Die Entscheidungsqualität des Einzelnen nimmt ab einem bestimmten Infolevel ab. Auf der anderen Seite müssen Manager immer schneller Entscheidungen treffen. Die heutige Unternehmenslandschaft in Deutschland ist laut Koppermann vergleichsweise noch viel zu träge aufgestellt, um auf Veränderungen in angemessener Geschwindigkeit reagieren zu können. Je ausgeprägter die Hierarchien in Unternehmen, desto geringer fällt deren Agilität in der Regel aus. Die Agilität einer Organisation ist dabei determiniert durch die Faktoren wie Empowerment, Wissensaustausch, Kooperation, Innovationsoffenheit, Fehlerkultur, Geschwindigkeit der Entscheidungsfindung, Simplizität sowie der Förderung neuer Technologien. Hier sieht Koppermann in Deutschland Nachholbedarf und unausgeschöpfte Potenziale, insbesondere auch in der Aktivierung der Mitarbeiterschaft.

„Wenn Sie Menschen an Entscheidungsprozessen beteiligen, werden sie die Entscheidung im Nachgang engagiert mit umsetzen.“

Er postuliert als notwendige Bedingungen für die Entfaltung kollektiver Intelligenz Meinungsvielfalt, Unabhängigkeit, Dezentralisierung und zuletzt Aggregation, indem ein Mechanismus geschaffen werden müsse, der die individuellen Urteile zu einer kollektiven Entscheidung bündelt.

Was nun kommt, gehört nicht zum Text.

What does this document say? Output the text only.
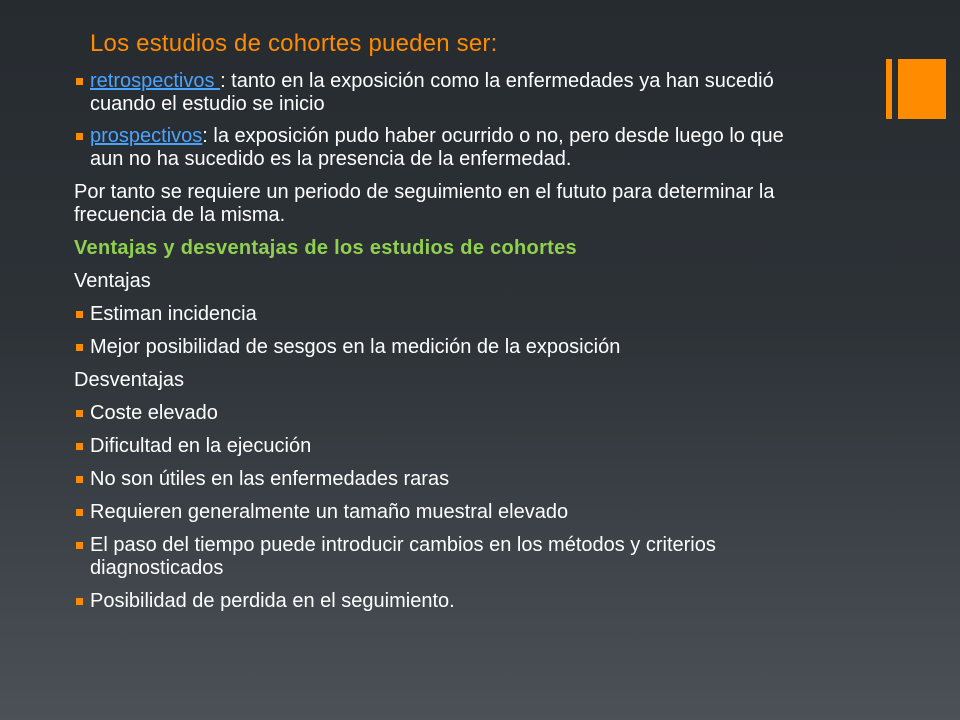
Los estudios de cohortes pueden ser:

retrospectivos : tanto en la exposición como la enfermedades ya han sucedió cuando el estudio se inicio

prospectivos: la exposición pudo haber ocurrido o no, pero desde luego lo que aun no ha sucedido es la presencia de la enfermedad.

Por tanto se requiere un periodo de seguimiento en el fututo para determinar la frecuencia de la misma.

Ventajas y desventajas de los estudios de cohortes

Ventajas

Estiman incidencia

Mejor posibilidad de sesgos en la medición de la exposición

Desventajas

Coste elevado

Dificultad en la ejecución

No son útiles en las enfermedades raras

Requieren generalmente un tamaño muestral elevado

El paso del tiempo puede introducir cambios en los métodos y criterios diagnosticados

Posibilidad de perdida en el seguimiento.
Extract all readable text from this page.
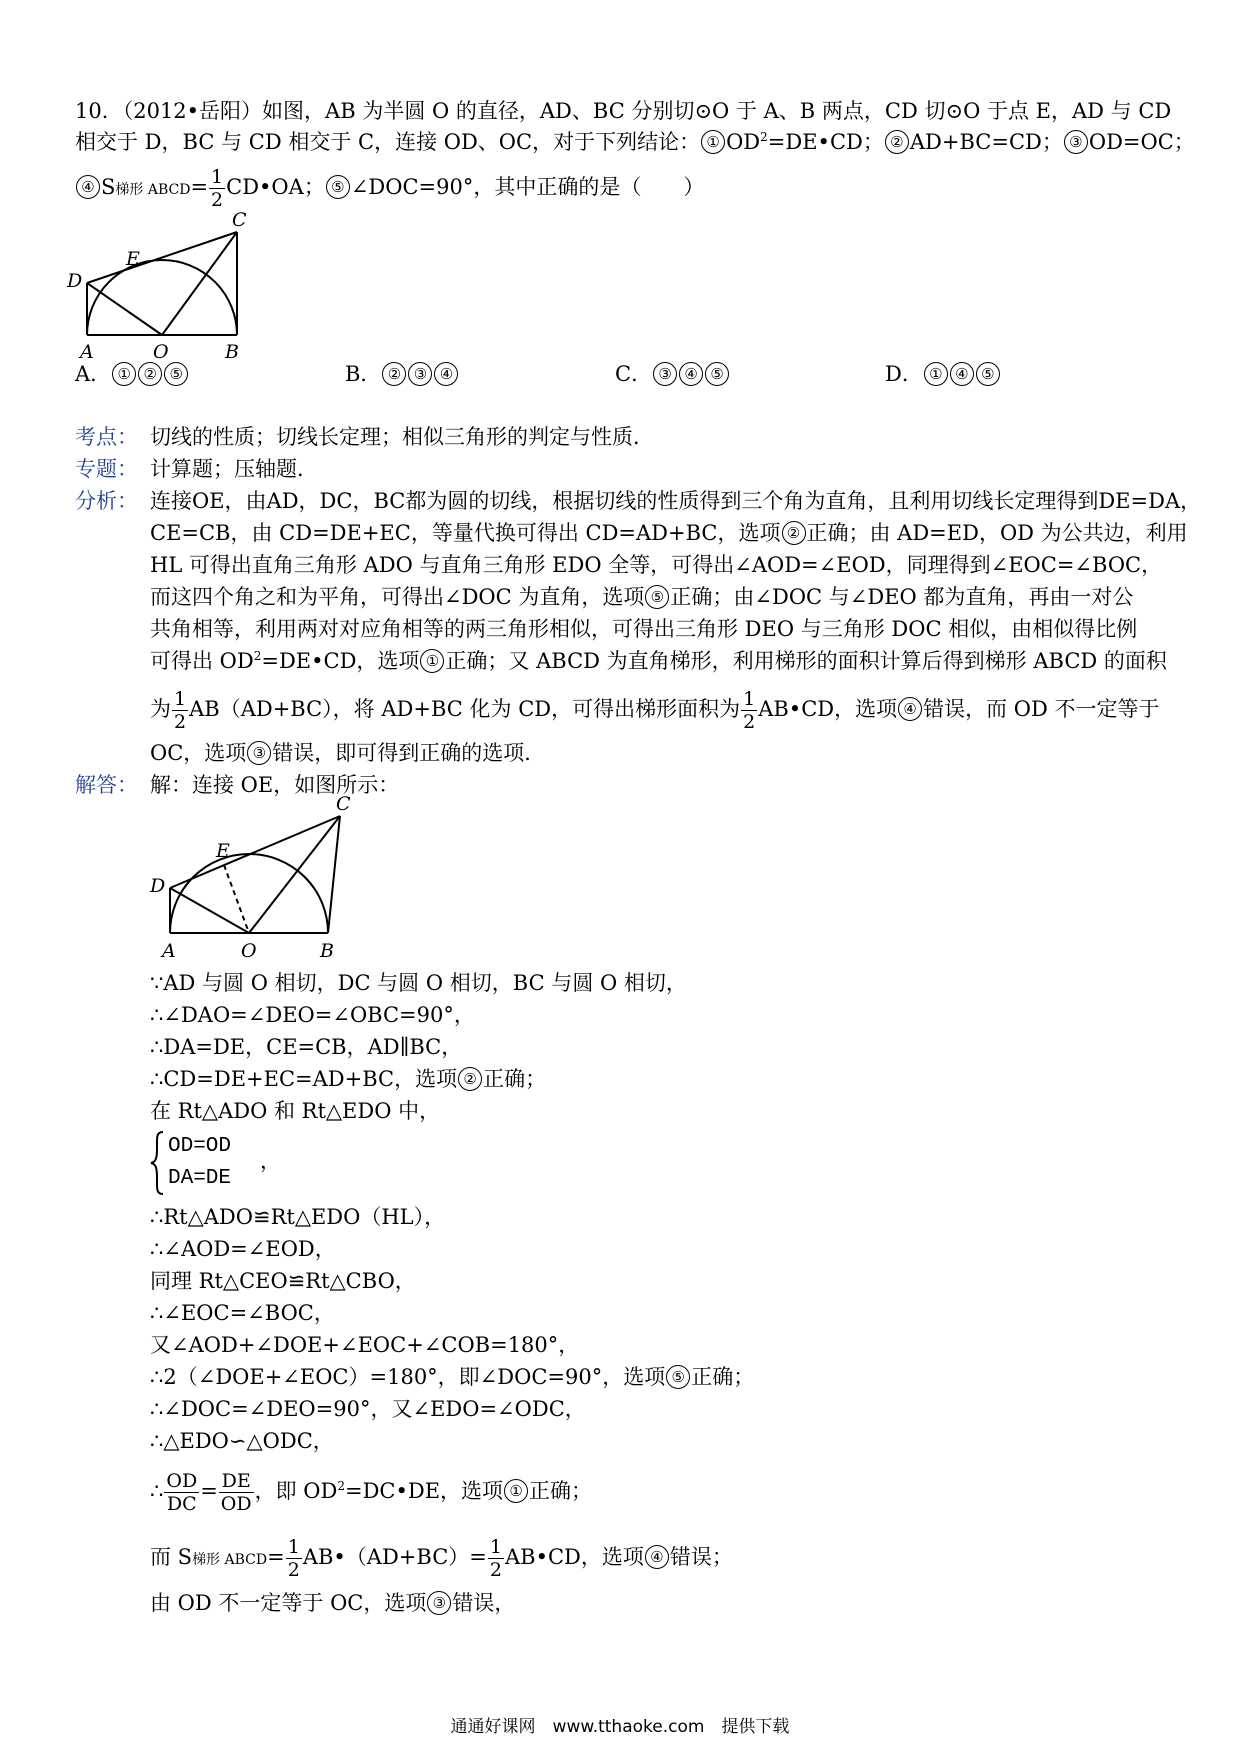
10．（2012•岳阳）如图，AB 为半圆 O 的直径，AD、BC 分别切⊙O 于 A、B 两点，CD 切⊙O 于点 E，AD 与 CD
相交于 D，BC 与 CD 相交于 C，连接 OD、OC，对于下列结论： ① $OD^2=DE•CD$； ② AD+BC=CD； ③ OD=OC；
④ S梯形 ABCD= $\frac{1}{2}$ CD•OA； ⑤ ∠DOC=90°，其中正确的是（　　）
D
E
C
A	O	B
A． ① ② ⑤	B． ② ③ ④	C． ③ ④ ⑤	D． ① ④ ⑤
考点： 切线的性质；切线长定理；相似三角形的判定与性质．
专题： 计算题；压轴题．
分析： 连接OE，由AD，DC，BC都为圆的切线，根据切线的性质得到三个角为直角，且利用切线长定理得到DE=DA，
CE=CB，由 CD=DE+EC，等量代换可得出 CD=AD+BC，选项 ② 正确；由 AD=ED，OD 为公共边，利用
HL 可得出直角三角形 ADO 与直角三角形 EDO 全等，可得出∠AOD=∠EOD，同理得到∠EOC=∠BOC，
而这四个角之和为平角，可得出∠DOC 为直角，选项 ⑤ 正确；由∠DOC 与∠DEO 都为直角，再由一对公
共角相等，利用两对对应角相等的两三角形相似，可得出三角形 DEO 与三角形 DOC 相似，由相似得比例
可得出 $OD^2=DE•CD$，选项 ① 正确；又 ABCD 为直角梯形，利用梯形的面积计算后得到梯形 ABCD 的面积
为 $\frac{1}{2} AB(AD+BC)$，将 AD+BC 化为 CD，可得出梯形面积为 $\frac{1}{2}$ AB•CD，选项 ④ 错误，而 OD 不一定等于
OC，选项 ③ 错误，即可得到正确的选项．
解答： 解：连接 OE，如图所示：
C
E
D
A	O	B
∵AD 与圆 O 相切，DC 与圆 O 相切，BC 与圆 O 相切，
∴∠DAO=∠DEO=∠OBC=90°，
∴DA=DE，CE=CB，AD∥BC，
∴CD=DE+EC=AD+BC，选项 ② 正确；
在 Rt△ADO 和 Rt△EDO 中，
OD=OD
DA=DE
，
∴Rt△ADO≌Rt△EDO（HL），
∴∠AOD=∠EOD，
同理 Rt△CEO≌Rt△CBO，
∴∠EOC=∠BOC，
又∠AOD+∠DOE+∠EOC+∠COB=180°，
∴2（∠DOE+∠EOC）=180°，即∠DOC=90°，选项 ⑤ 正确；
∴∠DOC=∠DEO=90°，又∠EDO=∠ODC，
∴△EDO∽△ODC，
∴ $\frac{OD}{DC} = \frac{DE}{OD}$ ，即 $OD^2=DC•DE$，选项 ① 正确；
而 S梯形 ABCD= $\frac{1}{2}$ AB•（AD+BC）= $\frac{1}{2}$ AB•CD，选项 ④ 错误；
由 OD 不一定等于 OC，选项 ③ 错误，
通通好课网　www.tthaoke.com　提供下载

Seinen lebendigen Vortrag schloss der Schwarmexperte mit folgenden Handlungsmaximen, die zur Bildung eines starken, intelligenten Schwarmes innerhalb der Organisation beitragen sollen:

  • Arbeite auf ein hohes gegenseitiges Vertrauen der Mitarbeiter hin.
  • Schaffe flache Hierarchien und lasse hohe Freiheitsgrade zu.
  • Halte die Organisation durch ungehinderten Informationsfluss auf dem Laufenden und vernetze die Mitarbeiter digital.
  • Schaffe möglichst hohe Klarheit bei allen über Zweck und Arbeitsweise der Organisation. Sinnstiftende Führung und gute Kommunikation helfen dabei enorm.
  • Fördere die Kreativität der Einzelnen und gewähre ausreichend Fehlertoleranz.
  • Involviere die Mitarbeiter frühzeitig bei der Lösung von Problemen.
  • Erliege nicht der Versuchung, Komplexität mit mehr Regeln zu bekämpfen. Nutze stattdessen wenige Regeln, die wirklich greifen und lasse ansonsten viel Freiheit.
  • Verschwende keine Zeit, die 100%-Lösung zu finden. Beginne stattdessen mit einer Keimzellenidee und nutze dann Irrtum und Versuch, um darauf aufzubauen.

Koppermann gelang es, das Thema Schwarmintelligenz kurzweilig und verständlich zu kommunizieren und durch verschiedene Mitmachtechniken den „Schwarm“ auf dem Podium und im Plenum in einen interaktiven Austausch treten zu lassen.